As an aside, I’ve recently begun using CloudAhoy for both my personal fights and during lessons with students. I can use it to look back on the wind, visibility, and ceiling conditions for previous flights and it helps add accuracy, especially when helping students create personal minimums for the first time.

Once you have your set of personal minimums, it can be helpful to give a copy of those to someone you trust. This can help add an extra level of accountability. 

How do I use my personal minimums?

Using your personal minimums is simple. If you have a personal minimum for a crosswind component of 15 knots and the current crosswind component for your departure runway is 16 knots. You don’t go.

Once you have your personal minimums set, you can always make them more conservative, but you should never make them more lenient, and you shouldn’t ever change your personal minimums on the day of the flight.

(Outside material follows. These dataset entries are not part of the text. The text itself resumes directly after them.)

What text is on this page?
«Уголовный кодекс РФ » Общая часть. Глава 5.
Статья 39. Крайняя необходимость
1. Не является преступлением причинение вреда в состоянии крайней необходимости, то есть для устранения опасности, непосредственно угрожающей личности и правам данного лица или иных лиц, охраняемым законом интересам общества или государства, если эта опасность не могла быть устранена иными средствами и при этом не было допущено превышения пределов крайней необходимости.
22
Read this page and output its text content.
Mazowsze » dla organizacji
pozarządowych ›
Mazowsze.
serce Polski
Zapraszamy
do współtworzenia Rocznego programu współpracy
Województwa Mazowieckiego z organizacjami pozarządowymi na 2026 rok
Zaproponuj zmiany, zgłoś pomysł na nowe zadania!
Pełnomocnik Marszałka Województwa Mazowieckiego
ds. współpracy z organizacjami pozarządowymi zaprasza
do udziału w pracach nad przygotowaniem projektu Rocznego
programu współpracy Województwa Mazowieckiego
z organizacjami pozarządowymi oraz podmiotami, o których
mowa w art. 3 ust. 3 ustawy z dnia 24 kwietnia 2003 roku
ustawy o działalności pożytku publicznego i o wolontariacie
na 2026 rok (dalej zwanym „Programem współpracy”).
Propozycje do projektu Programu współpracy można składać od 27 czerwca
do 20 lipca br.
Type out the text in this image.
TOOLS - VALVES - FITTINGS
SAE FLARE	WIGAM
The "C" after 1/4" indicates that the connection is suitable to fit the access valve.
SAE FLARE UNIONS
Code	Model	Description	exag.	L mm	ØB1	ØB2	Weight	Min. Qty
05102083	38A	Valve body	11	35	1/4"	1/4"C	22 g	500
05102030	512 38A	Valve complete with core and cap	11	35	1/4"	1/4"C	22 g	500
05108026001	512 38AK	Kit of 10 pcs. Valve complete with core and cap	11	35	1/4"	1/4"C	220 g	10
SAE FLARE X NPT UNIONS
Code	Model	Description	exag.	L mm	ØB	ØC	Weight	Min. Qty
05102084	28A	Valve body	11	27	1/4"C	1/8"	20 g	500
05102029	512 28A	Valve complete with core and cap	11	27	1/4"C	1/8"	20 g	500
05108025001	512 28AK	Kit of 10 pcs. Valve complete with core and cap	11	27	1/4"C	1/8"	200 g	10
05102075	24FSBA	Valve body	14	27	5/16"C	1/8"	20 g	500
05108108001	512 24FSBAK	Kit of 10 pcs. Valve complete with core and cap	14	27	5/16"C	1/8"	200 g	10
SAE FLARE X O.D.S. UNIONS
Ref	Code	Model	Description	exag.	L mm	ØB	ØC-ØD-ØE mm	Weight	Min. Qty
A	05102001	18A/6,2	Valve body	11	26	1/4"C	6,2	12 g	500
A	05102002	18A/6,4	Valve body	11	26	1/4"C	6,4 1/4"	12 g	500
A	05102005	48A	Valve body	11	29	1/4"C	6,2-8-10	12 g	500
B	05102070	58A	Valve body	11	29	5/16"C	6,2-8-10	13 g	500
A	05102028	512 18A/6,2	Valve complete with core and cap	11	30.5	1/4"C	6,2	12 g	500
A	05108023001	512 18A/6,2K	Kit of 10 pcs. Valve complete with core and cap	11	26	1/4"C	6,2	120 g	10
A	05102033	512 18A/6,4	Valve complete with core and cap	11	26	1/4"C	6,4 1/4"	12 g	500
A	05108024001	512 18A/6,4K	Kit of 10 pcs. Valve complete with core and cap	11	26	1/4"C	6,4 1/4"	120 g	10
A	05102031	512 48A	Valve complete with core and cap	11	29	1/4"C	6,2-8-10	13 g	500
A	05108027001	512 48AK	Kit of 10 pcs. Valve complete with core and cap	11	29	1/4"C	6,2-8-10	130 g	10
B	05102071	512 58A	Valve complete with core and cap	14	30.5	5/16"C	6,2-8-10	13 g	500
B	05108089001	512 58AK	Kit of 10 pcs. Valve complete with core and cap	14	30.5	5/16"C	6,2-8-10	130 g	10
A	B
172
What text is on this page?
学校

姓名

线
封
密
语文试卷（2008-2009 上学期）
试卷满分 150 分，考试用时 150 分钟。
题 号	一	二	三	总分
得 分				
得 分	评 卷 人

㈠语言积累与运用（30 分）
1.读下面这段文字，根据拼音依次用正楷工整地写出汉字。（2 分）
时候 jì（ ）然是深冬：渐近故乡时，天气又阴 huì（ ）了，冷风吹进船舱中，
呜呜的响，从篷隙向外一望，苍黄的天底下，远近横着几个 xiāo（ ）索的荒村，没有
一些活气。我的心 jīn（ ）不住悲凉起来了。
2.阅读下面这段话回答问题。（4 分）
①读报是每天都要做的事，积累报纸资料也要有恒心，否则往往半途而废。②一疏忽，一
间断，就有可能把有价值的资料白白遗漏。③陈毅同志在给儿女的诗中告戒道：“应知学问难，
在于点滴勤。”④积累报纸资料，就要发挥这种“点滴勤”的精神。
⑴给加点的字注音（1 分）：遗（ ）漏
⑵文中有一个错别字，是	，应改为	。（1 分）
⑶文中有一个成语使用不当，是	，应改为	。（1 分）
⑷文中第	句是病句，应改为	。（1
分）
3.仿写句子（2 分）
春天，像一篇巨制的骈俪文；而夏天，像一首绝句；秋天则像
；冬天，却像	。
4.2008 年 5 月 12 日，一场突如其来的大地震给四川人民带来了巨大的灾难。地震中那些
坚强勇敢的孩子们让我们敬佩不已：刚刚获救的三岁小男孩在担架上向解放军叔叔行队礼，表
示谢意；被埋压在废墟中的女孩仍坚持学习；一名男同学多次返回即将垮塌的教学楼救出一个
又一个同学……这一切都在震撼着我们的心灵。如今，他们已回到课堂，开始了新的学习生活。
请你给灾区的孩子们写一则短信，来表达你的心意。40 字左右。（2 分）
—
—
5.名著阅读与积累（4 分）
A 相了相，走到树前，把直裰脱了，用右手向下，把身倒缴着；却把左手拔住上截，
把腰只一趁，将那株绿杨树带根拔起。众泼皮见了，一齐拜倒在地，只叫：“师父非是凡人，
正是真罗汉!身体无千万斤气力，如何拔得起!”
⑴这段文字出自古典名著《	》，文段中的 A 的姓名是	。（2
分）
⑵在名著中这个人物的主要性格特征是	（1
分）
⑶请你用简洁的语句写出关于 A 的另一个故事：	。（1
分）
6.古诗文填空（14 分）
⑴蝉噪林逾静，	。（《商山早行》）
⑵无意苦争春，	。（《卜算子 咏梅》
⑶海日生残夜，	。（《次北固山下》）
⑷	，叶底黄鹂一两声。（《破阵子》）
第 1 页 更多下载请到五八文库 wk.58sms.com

It is also important to recognize that you aren’t limited to one set of personal minimums. I have a different set of personal minimums for VFR flights than I do for IFR flights and a different set of minimums for day versus night flights. 

How do I increase my personal minimums? 

The best way to increase your personal minimums is to go up with a flight instructor and work on developing comfort in those conditions. Obviously, you want to make sure that the conditions are within the flight instructor’s personal minimums as well. Additionally, you want to make sure that you have plenty of outs should the weather conditions deteriorate.